An adjusted analysis linked complete EHR inbox coverage to lower odds of taking time during vacation to work (odds ratio [OR], 0.68; 95% CI, 0.57-0.80).
“For many, difficulty finding clinical coverage, lack of EHR inbox coverage, and returning to an overwhelming backlog of EHR inbox work at were identified as barriers to taking vacation,” Shanafelt said.
Researchers linked lower rates of burnout to taking more than 3 weeks of vacation per year (OR, 0.59-0.66, depending on time spent; 95% CI, 0.40-0.98) vs none. They also linked less burnout to full EHR inbox coverage while on vacation (OR, 0.74; 95% CI, 0.63-0.88) and more burnout to spending 30 minutes or more on work while on a typical vacation day (OR, 1.58-1.97, depending on time spent; 95% CI, 1.22-2.77).
Study limitations include the low participation rate and lack of insight into causation. It’s not clear how burnout and less vacation time are related and whether one causes the other, Shanafelt said. “It is possible there are a number of interacting factors rather than a simple, linear relationship.”
In an interview, Lazar J. Greenfield, Jr., MD, PhD, professor and chairman of neurology at UConn Health, Farmington, Connecticut, said his department encourages clinicians to plan vacations well ahead of time, and “we make a real strong effort to make sure that people are fully covered and someone has their Epic inbox.”
Greenfield, who wasn’t involved in the new study, recommended that physicians plan active vacations, so they have less downtime to catch up on work matters. But he acknowledged that stepping away from emails can be difficult, especially when physicians fear pileups of work upon their return or don’t want to annoy patients with tardy responses.
“They have a hard time disengaging from their moral obligations to patients,” he said. “Another issue, particularly in my field of neurology, is that there’s a lot of subspecialties. Finding somebody with the exact subspecialty and expertise to cover a very specific patient population they treat can be really hard.”
The Stanford WellMD Center, Mayo Clinic Department of Medicine Program on Physician Well-being, and American Medical Association funded the study.

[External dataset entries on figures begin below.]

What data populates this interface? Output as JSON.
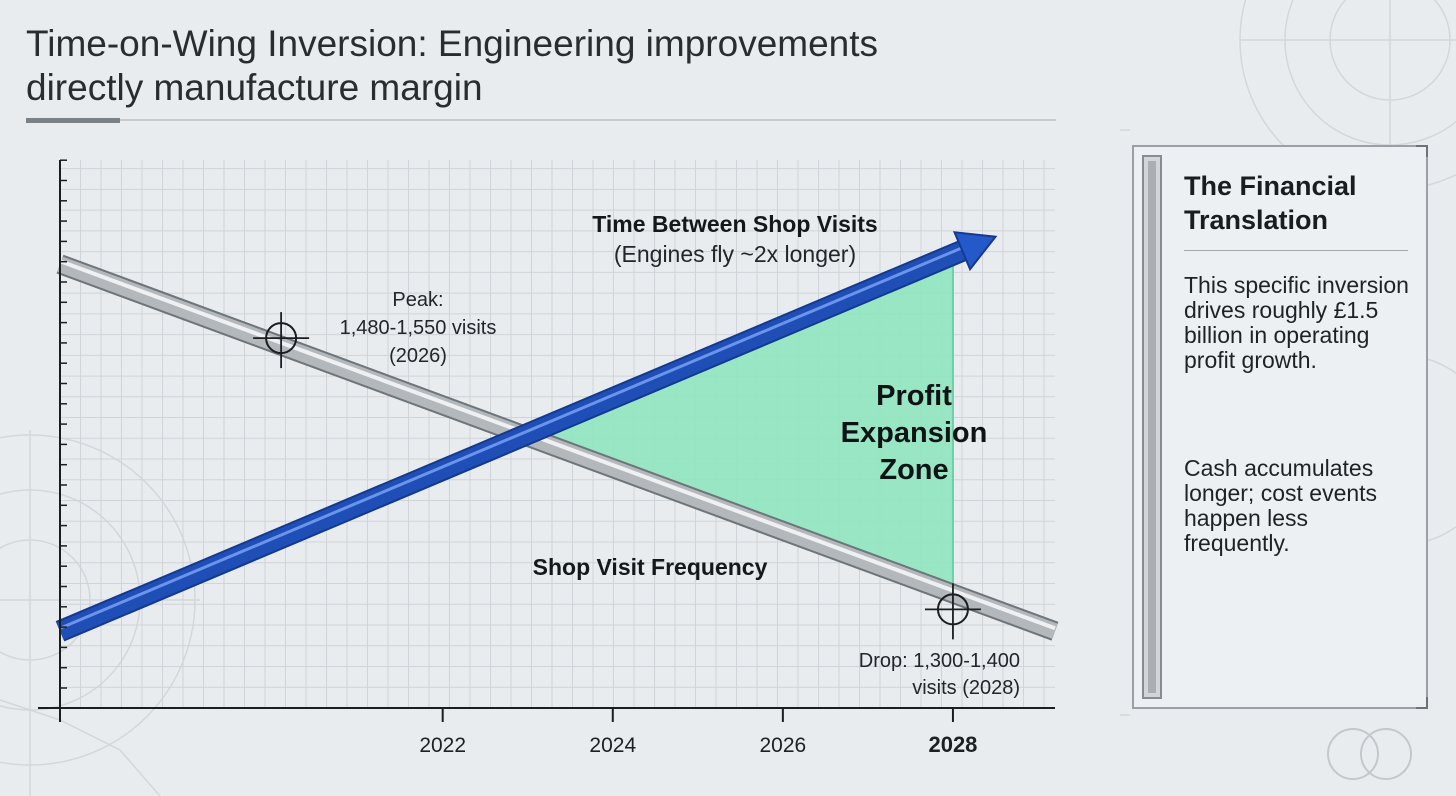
{
  "page": {
    "title_line1": "Time-on-Wing Inversion: Engineering improvements",
    "title_line2": "directly manufacture margin"
  },
  "chart_data": {
    "type": "line",
    "x_tick_labels": [
      "2022",
      "2024",
      "2026",
      "2028"
    ],
    "x_ticks": [
      2022,
      2024,
      2026,
      2028
    ],
    "xlim": [
      2017.5,
      2029.2
    ],
    "x_highlight": "2028",
    "ylim": [
      0,
      100
    ],
    "series": [
      {
        "name": "Time Between Shop Visits",
        "subtitle": "(Engines fly ~2x longer)",
        "x": [
          2017.5,
          2028.5
        ],
        "y": [
          14,
          86
        ],
        "color": "#1f4fb6"
      },
      {
        "name": "Shop Visit Frequency",
        "x": [
          2017.5,
          2029.2
        ],
        "y": [
          81,
          14
        ],
        "color": "#b3b8bc"
      }
    ],
    "shaded_region": {
      "label_lines": [
        "Profit",
        "Expansion",
        "Zone"
      ],
      "color": "#8fe5bf"
    },
    "annotations": {
      "peak": {
        "lines": [
          "Peak:",
          "1,480-1,550 visits",
          "(2026)"
        ],
        "x": 2020.1,
        "y": 67.5
      },
      "drop": {
        "lines": [
          "Drop: 1,300-1,400",
          "visits (2028)"
        ],
        "x": 2028,
        "y": 18
      }
    }
  },
  "panel": {
    "title": "The Financial Translation",
    "paragraph1": "This specific inversion drives roughly £1.5 billion in operating profit growth.",
    "paragraph2": "Cash accumulates longer; cost events happen less frequently."
  }
}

Shanafelt discloses coinventing the Well-Being Index and its derivatives with another study author; Mayo Clinic licensed the Well-Being Index and pays them royalties outside the submitted work. Shanafelt also reported support for grand rounds, lectures, and advising for healthare organizations outside the submitted work. Other authors reported personal fees from Marvin Behavioral Health and grants from the National Institute of Nursing Research, National Science Foundation, and Med Ed Solutions.
Greenfield had no disclosures.
Randy Dotinga is an independent journalist and board member of the Association of Health Care Journalists.